Wer sich bei der „Hessisch Niedersächsischen Allgemeinen“ (HNA) in Kassel um ein Volontariat bewirbt, bekommt ein Gratis-Abo der Zeitung dazu. Nicht als Dankeschön für die hübsche Bewerbungsmappe. Sondern aus Kalkül. 14 Tage lang wird jedem eingeladenen Kandidaten die Lokalausgabe HNA frei Haus geliefert. Damit später keiner sagen kann, er habe die Zeitung nicht lesen können, sie sei vor Ort nicht erhältlich. Ob Flensburg oder Freiburg, die HNA kommt zu jedem. Zur Vorbereitung auf das Vorstellungsgespräch mit Chefredakteur Horst Seidenfaden, seinem Stellvertreter Jan Schlüter sowie den Ressortleitern aus Kultur und Wirtschaft. „Sich mit dem Medium beschäftigt zu haben“, sagt Schlüter, „ist ein absolutes Muss“.

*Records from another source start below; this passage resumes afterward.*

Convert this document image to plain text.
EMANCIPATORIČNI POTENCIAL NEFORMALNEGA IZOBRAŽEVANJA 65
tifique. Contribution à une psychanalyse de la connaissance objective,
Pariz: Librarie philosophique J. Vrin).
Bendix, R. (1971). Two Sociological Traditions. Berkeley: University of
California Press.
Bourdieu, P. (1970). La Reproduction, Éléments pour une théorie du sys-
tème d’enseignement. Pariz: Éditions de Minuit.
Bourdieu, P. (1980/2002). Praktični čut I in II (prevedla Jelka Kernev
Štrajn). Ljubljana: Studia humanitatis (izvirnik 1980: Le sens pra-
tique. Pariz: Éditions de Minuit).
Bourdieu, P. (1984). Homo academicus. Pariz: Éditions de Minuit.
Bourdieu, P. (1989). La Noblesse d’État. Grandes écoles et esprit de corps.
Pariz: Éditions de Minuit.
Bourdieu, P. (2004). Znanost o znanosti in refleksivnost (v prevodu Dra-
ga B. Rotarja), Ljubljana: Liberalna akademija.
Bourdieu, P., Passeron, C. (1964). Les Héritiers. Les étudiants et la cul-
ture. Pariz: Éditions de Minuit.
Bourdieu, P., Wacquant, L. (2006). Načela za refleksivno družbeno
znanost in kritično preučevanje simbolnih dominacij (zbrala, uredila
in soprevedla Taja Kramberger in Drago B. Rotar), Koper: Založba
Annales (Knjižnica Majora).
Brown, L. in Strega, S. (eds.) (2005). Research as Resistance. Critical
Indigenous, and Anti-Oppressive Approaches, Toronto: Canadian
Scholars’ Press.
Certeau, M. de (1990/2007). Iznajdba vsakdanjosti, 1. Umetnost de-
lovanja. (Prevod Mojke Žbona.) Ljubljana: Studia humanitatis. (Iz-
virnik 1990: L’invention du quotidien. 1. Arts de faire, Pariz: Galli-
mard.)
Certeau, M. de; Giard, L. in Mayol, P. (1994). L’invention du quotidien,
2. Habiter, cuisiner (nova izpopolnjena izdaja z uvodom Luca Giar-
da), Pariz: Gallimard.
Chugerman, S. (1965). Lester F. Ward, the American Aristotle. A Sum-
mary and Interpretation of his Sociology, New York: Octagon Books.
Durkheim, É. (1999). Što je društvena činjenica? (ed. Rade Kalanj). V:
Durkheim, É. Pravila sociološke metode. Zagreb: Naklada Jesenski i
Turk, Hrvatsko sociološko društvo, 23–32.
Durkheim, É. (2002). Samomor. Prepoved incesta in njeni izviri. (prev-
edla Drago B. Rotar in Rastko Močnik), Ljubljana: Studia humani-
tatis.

Ein angehender Volontär, der die Zeitung nicht liest? Der schlecht vorbereitet zum Gespräch erscheint? Der nicht weiß, welche Partei den aktuellen Oberbürgermeister stellt? Ja, es gibt sie noch, jene Kandidaten, die „irgendwas mit Medien“ machen wollen und sich spätestens beim Kaffee mit dem Chefredakteur fahrlässig verplaudern. Aber sie sind heute die Minderheit, glaubt Schlüter, der bei der HNA für die Volontärsausbildung zuständig ist: „Die Bewerber sind heute fachlich qualifizierter und dichter dran an der Idee des Mediums. Da wächst eine starke Generation heran.“

Auswahlkriterien. Gestiegen sind allerdings auch die Anforderungen an die Jungen. Eine Nachfrage von „medium magazin“ in den Chefetagen von rund 40 Zeitungshäusern zeigt: Bereits aus den schriftlichen Bewerbungen wird kräftig gesiebt. Beim „Südkurier“ in Konstanz zum Beispiel reichen Arbeitsproben und ein gut gefüllter Lebenslauf für eine erfolgreiche Bewerbung längst nicht mehr aus. „Ohne Online-Erfahrung wird bei uns keiner eingestellt“, sagt Chefredakteur Thomas Satinsky. Ein entsprechendes Praktikum müssen ihm Ausbildungswillige daher mindestens vorweisen. Der verlagspolitische Gedanke dahinter: Beim „Südkurier“ – wie bei den meisten Regionalzeitungen – sinkt die Druckauflage. Wachstumschancen sieht der Verlag mittlerweile nur in der Integration von Online-, Mobile- und Print-Angeboten. Wer als Volontär beim „Südkurier“ anfängt, soll das „Denken in Informationsportionen“ bereits gelernt haben. Und noch etwas ist Thomas Satinsky bei seinen zukünftigen Volontären wichtig: „Im Lebenslauf schaue ich genau hin: Soziales Engagement, zum Beispiel im Verein, ist bei mir ein zusätzlicher Pluspunkt. Weil Engagement eine notwendige Eigenschaft des Journalisten ist. Noten spielen dagegen keine so große Rolle.“

Fit im Job: Das soll der Nachwuchs schon vor der Ausbildung sein. In eine erfolgreiche Bewerbung gehören Belege für eine Arbeitspraxis, ob nun als Praktikant bei „mehreren Medien-Gattungen“ („Zeitungsgruppe Lahn-Dill“) oder „als freier Mitarbeiter bei tagesaktuell arbeitenden Medien“ (dpa). Die Frage, ob eine freie Mitarbeit schneller zum Volontariat führt, beantwortet übrigens jedes Haus anders: Mal ist sie ein Türöffner (HNA: „Freie kommen auf jeden Fall zum Vorstellungsgespräch“), mal wird betont, dass Interessenten von außen die gleichen Chancen haben wie freie Mitarbeiter. „Warten qualifiziert nicht“, sagt Regina Theunissen, Volontärsbeauftragte der Koblenzer „Rhein-Zeitung“. Überall erwartet wird außerdem mittlerweile eine akademische Ausbildung. „Die meisten Bewerber verfügen heute über ein abgeschlossenes Studium; damit wird es faktisch vorausgesetzt“, bekennt Hartmut Troebs vom „Reutlinger Generalanzeiger“. Die Universität als staatlich subventioniertes Trainingslager für die Karriere: Was hier an Analyse- und Recherchefähigkeiten geschult wird, wollen die meisten Zeitungshäuser nicht mehr missen.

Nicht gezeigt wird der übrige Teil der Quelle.